Is your business protected from a data breach?

As a small-business owner, you might not be the focus of a Target-level event like the one that compromised more than 100 million of that company’s customers, in 2013. But you are potentially the target of smaller-scale threats that still pose a great danger to your business and your livelihood.

“Securing IT infrastructure is often an afterthought for small businesses,” said John Salamone, vice president of SMB Sales at Kaspersky Lab North America. “This is a mistake, especially considering that, according to the National Cyber Security Alliance, one in five small businesses are attacked by a cyber-criminal each year.”

And so, let’s look at three ways that digitally-based threat actors get into SMB data — from outright hacking to point-of sale attacks (and also the in-house human factor in cyber-security). Along the way, we’ll consider ways to stop these threats at your virtual doorways.

3 Threats, 3 Solutions: Stopping Data Loss for SMBs

It’s not just a cyber-thief in a dark room, tapping keys. Cyber-security is a brick-and-mortar, on-site consideration as well. Beyond simply educating workers about phishing and scams, the following three threats, and the response-strategies that can stop them, address key approaches for SMBs.

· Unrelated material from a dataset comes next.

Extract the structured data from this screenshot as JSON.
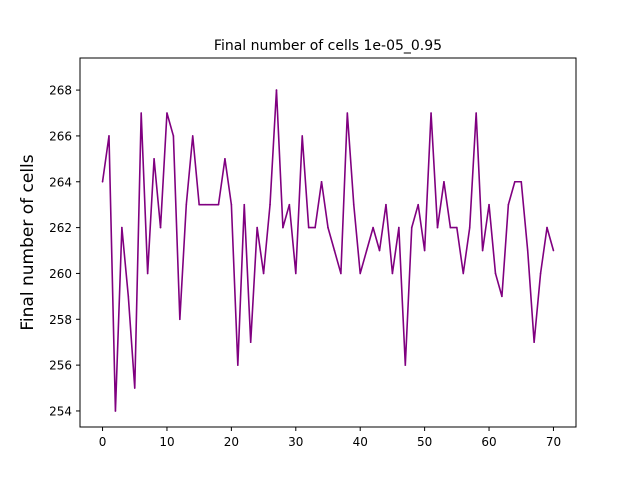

  • Threat: Mobile-device intrusion || Solution: Encryption for laptops, tablets, smartphone. It’s a mobile world, and workers value their work-anywhere capabilities thanks to laptops, tablets, and smartphones. Convenience, however, comes at a price. Companies should institute a personal VPN service on their employees’ mobile devices. A VPN will encrypt the Internet connection — even if it’s a public Wi-Fi spot — so business tasks like e-mail communication, data and file transfers, and Web browsing remain private and secure.
  • Threat: Customer information stored in the merchant environment​ || Solution: On-site point-to-point encryption. If sensitive customer data such as credit card numbers are a target, then SMBs would do well to minimize the presence of that information in their systems. One method is to encrypt everything the business takes in at points of sale. “With a P2PE-enabled device in play, the credit card data is securely encrypted as it is swiped, and it’s passed in encrypted form to the credit-card processor,” explained Nathan Casper, marketing manager at Shift4, in an e-mail. “From there, a token value is handed back to the merchant that stands in place of the real card number, allowing merchants to handle refunds or recurring transactions without exposing them to the risk of holding on to actual cardholder data. This combination of P2PE and tokenization likely would have prevented the breach at Target because there would have been no data in their system for the thieves to compromise.” 
  • Threat: Rogue insiders and ex-employees retaining access privileges || Solution: Robust identity-and-access management policy. Whether they’re still working for you, or they’ve left, access privileges are a soft spot for SMBs (and all companies). With an IAM system in place, however, an owner or IT manager can quickly revoke all access privileges when it comes to a given employee, current or past.

While cyber-threats are myriad, starting with these strategies — visiting and re-visiting both the basics of your software infrastructure and your employee data-access tools — your business information will be safer. Your customers will thank you for that… and you’ll stay clear of that dreaded 70% club of SMBs, the ones that lost it all due to data loss.